During all his 11 seasons in the NBA, 7-foot-2 Greg Ostertag had a very specific dream. Although he shared the floor with the best players in the world, none of them shared his vision.
"They laughed at me a little bit, but I just took it all in stride," Greg said. What Greg had in mind was to one day live on a farm.
His wife, Shannon, who's from San Diego, learned of his plan on their very first date. "I feel like if I would've said no, that would've been the end of date number one," she said. "We would've rode the date out," Greg answered. "Ok, we would've finished dinner at least," said Shannon.

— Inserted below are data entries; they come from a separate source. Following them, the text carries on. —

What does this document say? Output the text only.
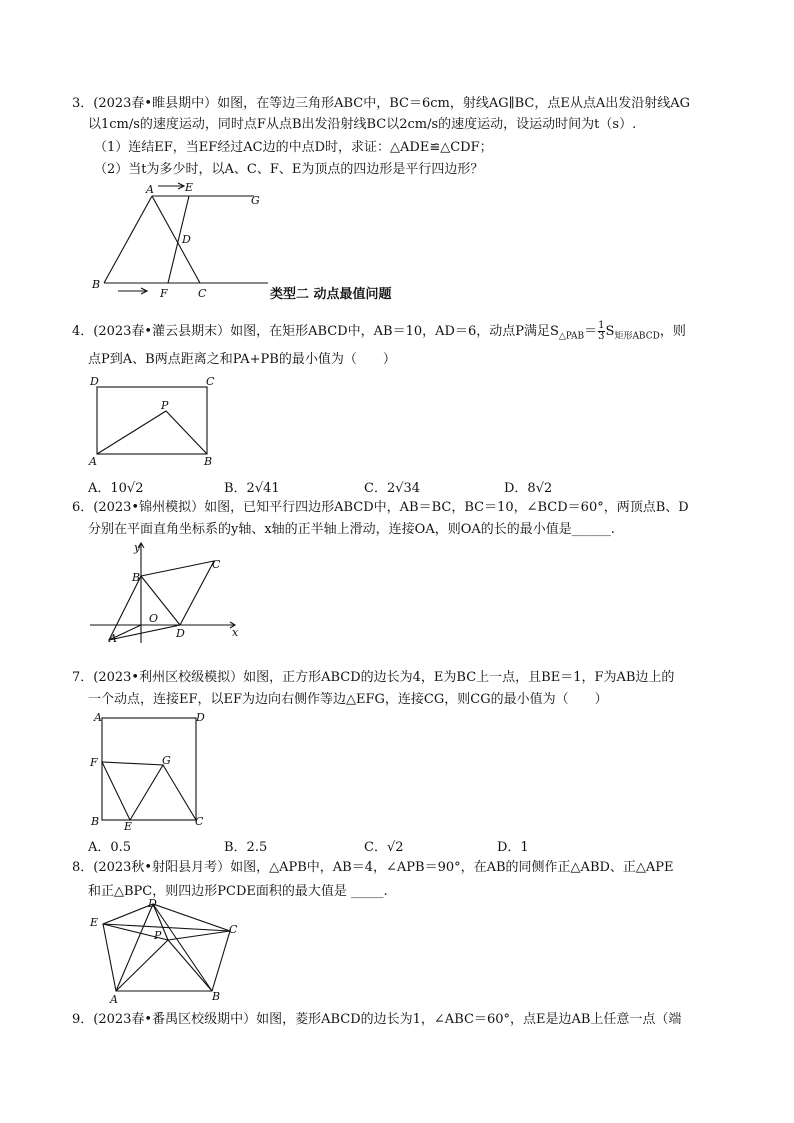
3．(2023春•睢县期中）如图，在等边三角形ABC中，BC＝6cm，射线AG∥BC，点E从点A出发沿射线AG
以1cm/s的速度运动，同时点F从点B出发沿射线BC以2cm/s的速度运动，设运动时间为t（s）.
（1）连结EF，当EF经过AC边的中点D时，求证：△ADE≌△CDF；
（2）当t为多少时，以A、C、F、E为顶点的四边形是平行四边形？
A	E
G
D
B
F	C	类型二 动点最值问题
4．(2023春•灌云县期末）如图，在矩形ABCD中，AB＝10，AD＝6，动点P满足$S_{\triangle PAB}= \frac{1}{3} S_{矩形ABCD}$，则
点P到A、B两点距离之和PA+PB的最小值为（　　）
D	C
P
A	B
A．10√2	B．2√41	C．2√34	D．8√2
6．(2023•锦州模拟）如图，已知平行四边形ABCD中，AB＝BC，BC＝10，∠BCD＝60°，两顶点B、D
分别在平面直角坐标系的y轴、x轴的正半轴上滑动，连接OA，则OA的长的最小值是______.
y
B
C
O
A	D	x
7．(2023•利州区校级模拟）如图，正方形ABCD的边长为4，E为BC上一点，且BE＝1，F为AB边上的
一个动点，连接EF，以EF为边向右侧作等边△EFG，连接CG，则CG的最小值为（　　）
A	D
F	G
B E	C
A．0.5	B．2.5	C．√2	D．1
8．(2023秋•射阳县月考）如图，△APB中，AB＝4，∠APB＝90°，在AB的同侧作正△ABD、正△APE
和正△BPC，则四边形PCDE面积的最大值是 _____.
D
E
C
P
A	B
9．(2023春•番禺区校级期中）如图，菱形ABCD的边长为1，∠ABC＝60°，点E是边AB上任意一点（端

Luckily for Greg, she agreed to his farm dream. Eventually, they settled in the small town of Mount Vernon, Texas. Greg quickly noticed the town's rich history was becoming history. "It needed some work," he said. "Buildings needed to be painted and some upkeep and stuff like that. And that's what I told her and I didn't think anything about it."

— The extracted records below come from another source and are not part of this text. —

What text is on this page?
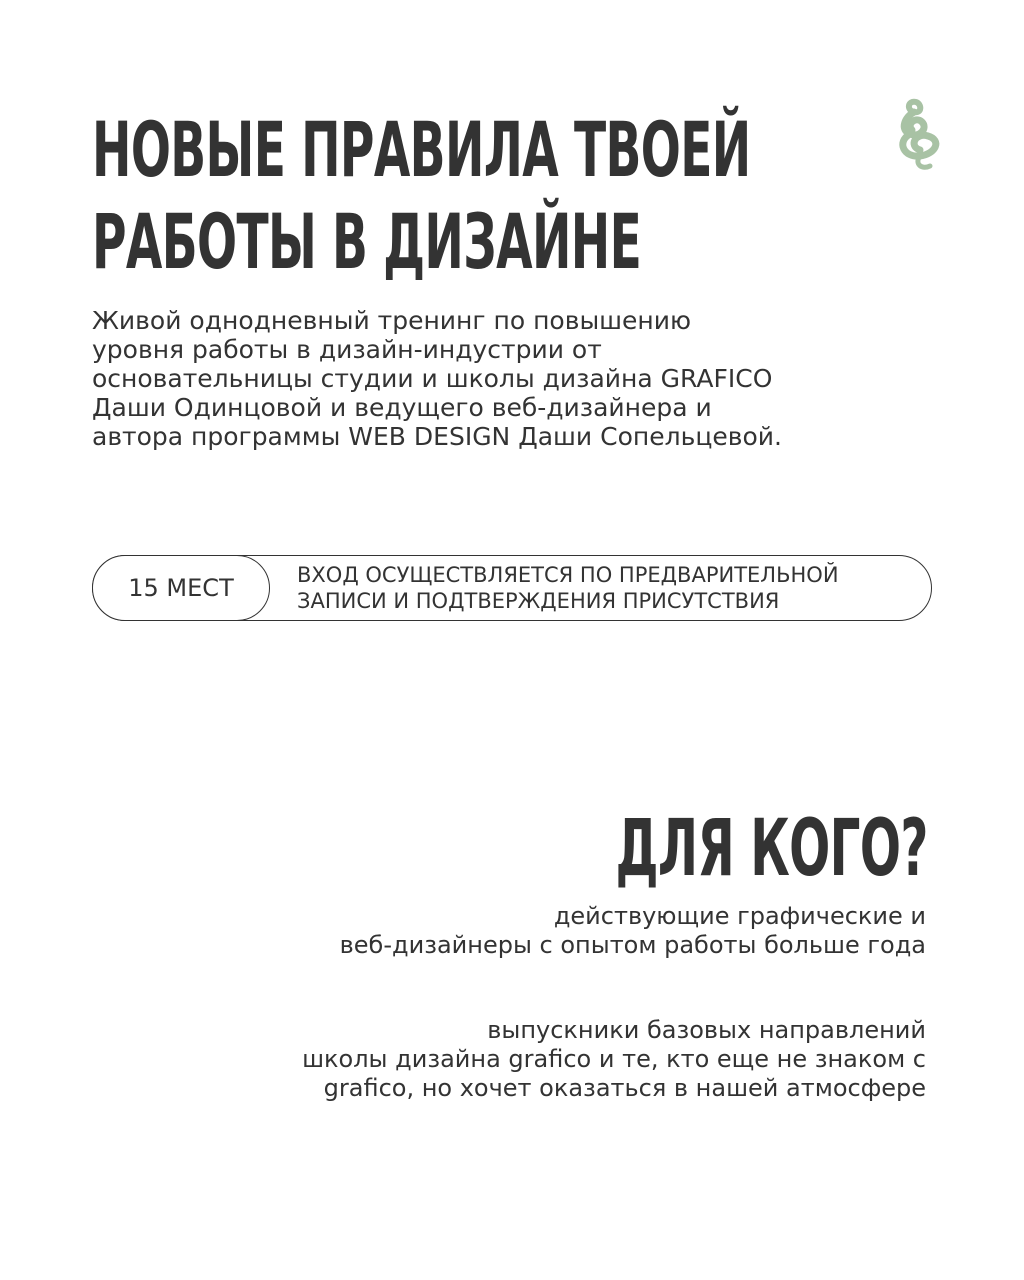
НОВЫЕ ПРАВИЛА ТВОЕЙ
РАБОТЫ В ДИЗАЙНЕ

Живой однодневный тренинг по повышению
уровня работы в дизайн-индустрии от
основательницы студии и школы дизайна GRAFICO
Даши Одинцовой и ведущего веб-дизайнера и
автора программы WEB DESIGN Даши Сопельцевой.

15 МЕСТ	ВХОД ОСУЩЕСТВЛЯЕТСЯ ПО ПРЕДВАРИТЕЛЬНОЙ
ЗАПИСИ И ПОДТВЕРЖДЕНИЯ ПРИСУТСТВИЯ

ДЛЯ КОГО?

действующие графические и
веб-дизайнеры с опытом работы больше года

выпускники базовых направлений
школы дизайна grafico и те, кто еще не знаком с
grafico, но хочет оказаться в нашей атмосфере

She couldn't get it off her mind. "I was laying in bed one night and I said to Greg, 'how do you feel about buying the old ML Edwards building?"
"Uh, what," Greg asked. "You wanna buy a what? We, as a team, as a husband and wife, decided to give an effort to help pull this town back."
They started by fixing up a coffee shop on the corner. Then they moved on to the old general store and finally turned one of the town's oldest homes into a charming bed and breakfast.
Shannon has been the driving force behind it all, while Greg provides comic relief. He was regularly making faces behind Shannon during this interview. It's a wonder they even get work done.
"We don't," Shannon said. "And that's why he's usually not allowed on the jobsite."
Greg and Shannon say they have much more planned for Mount Vernon, but they've already helped give its historic downtown new life. "It's about preserving the history and the stories that are told in that building and it's the ability to be a part of something bigger than yourself," she said.
Greg and Shannon restored the old buildings because they love Mount Vernon, but they say making a difference isn't about what others can see. It's about what you do when only the camera is watching and fittingly, Greg was still making faces in front of the lens.